Naissance d’une nation a quelque chose de bouleversant dans cette adéquation entre son titre et sa forme : cette fresque qui retrace avec douleur la mise en commun d’états pas si unis que ça pose les jalons d’un langage qui deviendra sa grande littérature : Griffith, sur plus de 3 heures, écrit un épais livre d’histoire, et en grave les scènes épiques.
La première grandeur de son film réside donc dans son ambition : cette gestion ample des foules, des scènes de bataille, ce travail sur la profondeur de champ permet de quitter la dimension étriquée des premiers films du cinéma.
A cette grandeur s’ajoute celle de la narration : Griffith met en place le montage alterné, notamment par la mise en parallèle de deux familles, et tisse un réseau d’échos entre l’histoire individuelle et la grande fresque nationale : mariage, convoitise, viol, meurtre : tout ce qui arrive aux protagonistes annonce ou reprend ce que le pays va subir dans sa chair collective.
Tout se joue à travers un effet qui revient à plusieurs reprises : le fac-simile d’une gravure d’époque est le point de départ d’un plan, reproduit avant d’être animé, comme pour le théâtre dans lequel sera assassiné Lincoln. Griffith inscrit ainsi le cinéma dans une filiation séculaire, et fait de lui le nouveau chantre de l’Histoire. Le résultat est immédiatement convaincant : après lui, on ne pourra plus chanter la geste nationale sans l’image animée.
Mais quelle est-elle, cette Histoire ? Celle d’une désunion, de l’état d’un peuple divisé dont la rancœur l’emporte sur les principes moraux et humanistes.
Parce que la petite histoire est ici un terrible poison : la véritable naissance racontée par le film est surtout celle du Klan, présentée comme une nécessité face à la déchéance barbare d’un pays dominé par les noirs. Ces derniers, quand ils ne sont pas joués par des blancs grimés de la façon la plus grotesque, représentent tout le déclin redouté par les sudistes, mettant le territoire à feu et à sang, convoitant aussi bien la terre que les femmes, revisitant l’histoire dans laquelle les cagoulés blancs sont les justiciers légitimes.
La toile de fond est ample, fluide et maîtrisée ; le premier plan est grossier, mensonger et haineux.
Que faire ?
Prendre la modeste mesure de l’humanité : si l’art, dans ses plus grands épanchements, nous semble être un chant universel que les dieux eux-mêmes pourraient entonner, il n’en est pas moins un langage proféré par les hommes.

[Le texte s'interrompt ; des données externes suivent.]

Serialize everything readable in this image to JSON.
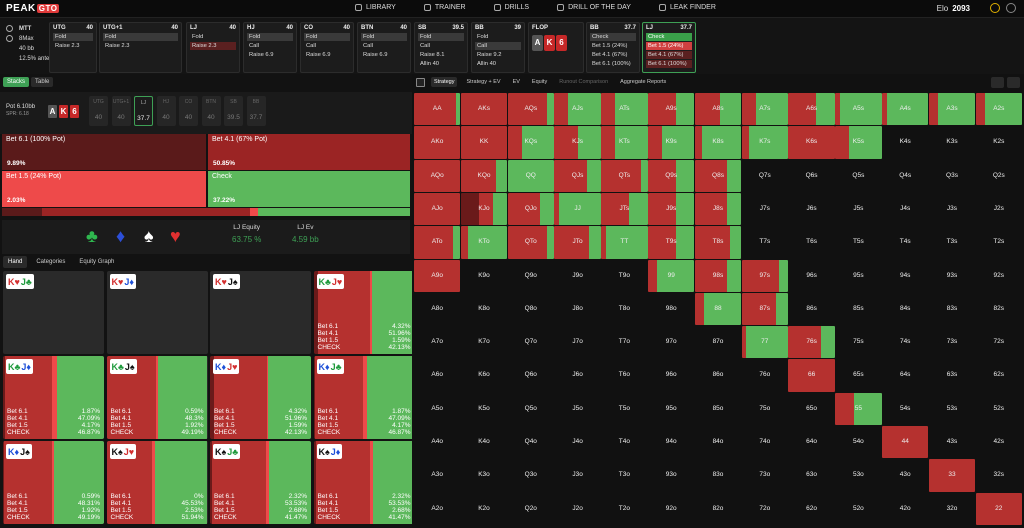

Qui, la plupart du temps, s’entendent en un discours élégiaque sur les horreurs du monde, en vertu d’une morale qui sublimerait le ressentiment, ce qu’a fait Griffith lui-même dans Intolérance ; mais qui, tout hommes qu’ils sont, s’inscrivent aussi dans la marche chaotique de l’histoire, et se laisse aller à notre triste et haineuse spontanéité.
Si l’art était la morale, ce serait une religion. Dieu merci, nous n’en sommes pas là. Affronter des œuvres comme celle-ci, c’est regarder l’homme, même de talent, droit dans les yeux ; reste ensuite à relever la tête, et avancer.